Among those who greeted me at home was a one-month old Alsatian pup presented by a friend of my father’s to my daughter, Mala. To start with, he resented me as an intruder in his tight little human family consisting of my wife and our two children. He slept in the same upstairs bedroom in my father’s house and used the roof of the porch as his lavatory. Till then he had no name. I decided to name him Simba after the marmalade cat we had abandoned in Paris. As with most Alsatians, Simba was a one-person dog. He belonged to my daughter, my wife fed him, took him to the vet for his shots and for any ailment he had, but he adopted me as his master. He was as human a dog as I have ever known and shared our joys as he did our sorrows. By the time we moved into our own ground-floor apartment in Sujan Singh Park, he had got over his frisky puppiness and grown into a powerful full-sized German Shepherd. He still shared our bedroom, where he had his own cot. And for his sake more than ours we had an airconditioner put in the room. Often at night he would sniff into my ears and ask me to make room for him. I did. He would heave himself on to the bed with a dee
p sigh of gratitude, and take over more than half of my bed for the rest of the night.

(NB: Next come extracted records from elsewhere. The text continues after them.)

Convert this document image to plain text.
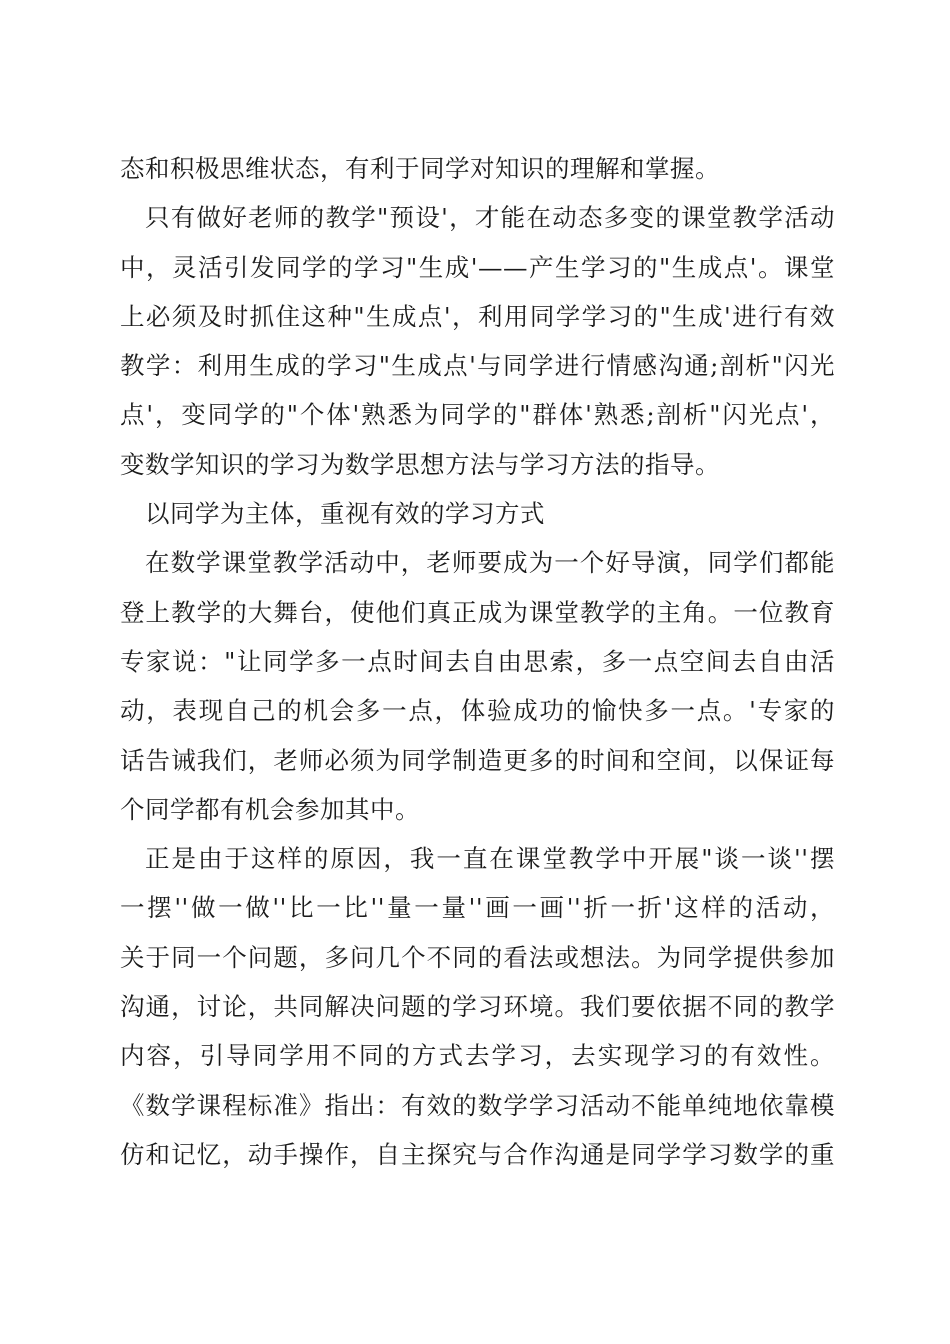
态和积极思维状态，有利于同学对知识的理解和掌握。
只有做好老师的教学"预设'，才能在动态多变的课堂教学活动
中，灵活引发同学的学习"生成'——产生学习的"生成点'。课堂
上必须及时抓住这种"生成点'，利用同学学习的"生成'进行有效
教学：利用生成的学习"生成点'与同学进行情感沟通;剖析"闪光
点'，变同学的"个体'熟悉为同学的"群体'熟悉;剖析"闪光点'，
变数学知识的学习为数学思想方法与学习方法的指导。
以同学为主体，重视有效的学习方式
在数学课堂教学活动中，老师要成为一个好导演，同学们都能
登上教学的大舞台，使他们真正成为课堂教学的主角。一位教育
专家说："让同学多一点时间去自由思索，多一点空间去自由活
动，表现自己的机会多一点，体验成功的愉快多一点。'专家的
话告诫我们，老师必须为同学制造更多的时间和空间，以保证每
个同学都有机会参加其中。
正是由于这样的原因，我一直在课堂教学中开展"谈一谈''摆
一摆''做一做''比一比''量一量''画一画''折一折'这样的活动，
关于同一个问题，多问几个不同的看法或想法。为同学提供参加
沟通，讨论，共同解决问题的学习环境。我们要依据不同的教学
内容，引导同学用不同的方式去学习，去实现学习的有效性。
《数学课程标准》指出：有效的数学学习活动不能单纯地依靠模
仿和记忆，动手操作，自主探究与合作沟通是同学学习数学的重
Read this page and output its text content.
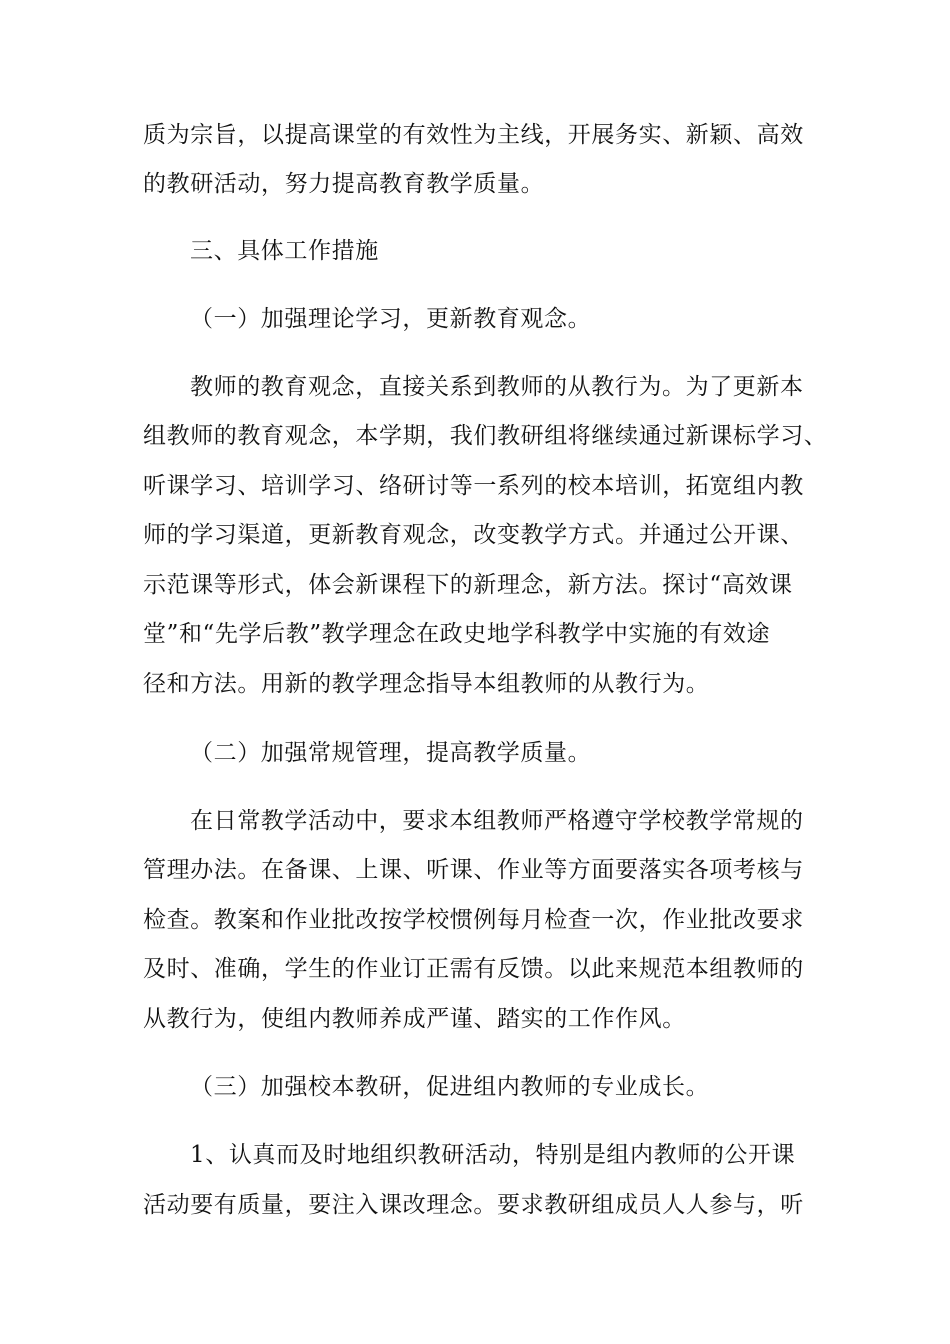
质为宗旨，以提高课堂的有效性为主线，开展务实、新颖、高效
的教研活动，努力提高教育教学质量。
三、具体工作措施
（一）加强理论学习，更新教育观念。
教师的教育观念，直接关系到教师的从教行为。为了更新本
组教师的教育观念，本学期，我们教研组将继续通过新课标学习、
听课学习、培训学习、络研讨等一系列的校本培训，拓宽组内教
师的学习渠道，更新教育观念，改变教学方式。并通过公开课、
示范课等形式，体会新课程下的新理念，新方法。探讨“高效课
堂”和“先学后教”教学理念在政史地学科教学中实施的有效途
径和方法。用新的教学理念指导本组教师的从教行为。
（二）加强常规管理，提高教学质量。
在日常教学活动中，要求本组教师严格遵守学校教学常规的
管理办法。在备课、上课、听课、作业等方面要落实各项考核与
检查。教案和作业批改按学校惯例每月检查一次，作业批改要求
及时、准确，学生的作业订正需有反馈。以此来规范本组教师的
从教行为，使组内教师养成严谨、踏实的工作作风。
（三）加强校本教研，促进组内教师的专业成长。
1、认真而及时地组织教研活动，特别是组内教师的公开课
活动要有质量，要注入课改理念。要求教研组成员人人参与，听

We would talk to him. If we pretended to cry, he would sniff soothingly in our ears and join us wailing: booo, ooo ooo. If he was naughty, we’d order him to the corner. He stayed there with his head down in penitence till we said, ‘Okay, now you can come back.’
Simba developed a special relationship with Mala’s ayah, the seventy-five-year-old Mayee. ‘Vey Shambia,’ she would greet him as she opened the door to let Simba out in the garden. She waited for him to do his business in the garden before going to the neighbouring gurdwara to say her prayers. He knew he was not allowed inside the gurdwara and sat outside guarding her slippers. Just as the morning prayer was about to end, he would take one of her slippers in his mouth, trot home and hide it under a bed. Mayee would follow him pleading, ‘Vey Shambia! Where have you hidden my slipper?’ He followed her from room to room wagging his tail till she found the missing slipper.
Simba was always impatient for his evening walk. He would put his head in my lap and look appealingly at me: ‘Isn’t it time?’ his eyes asked. ‘Not yet,’ I would reply. Then he would bring his leash and put it at my feet. ‘Now?’ I would tell him not to be so impatient. Next he brought my walking stick and dropped it on the book I was reading. ‘Surely now!’ There was no escape. He whined and trembled with excitement as we left. As he jumped on to the rear seat of the car his whining became louder. He liked to put his head out of the window and bark challenges to every dog, cow or bull we passed on the road. He had to be let off at the entrance of the Lodhi gardens. He raced the car, stopping briefly to defecate, and resumed the race to the parking lot. At that time there used to be some hares in the park. He would sniff them out of the hedges and then go in hot pursuit, yelping as he tried to catch up with them. They were too fast and dodgy for him. But he became quite adept at hunting squirrels. He learnt that they ran to the nearest tree and went round its bole to evade pursuit. He would steal up to the tree and then go for them. In the open ground they had no escape. However much I reprimanded him and even beat him, he could not resist killing harmless squirrels.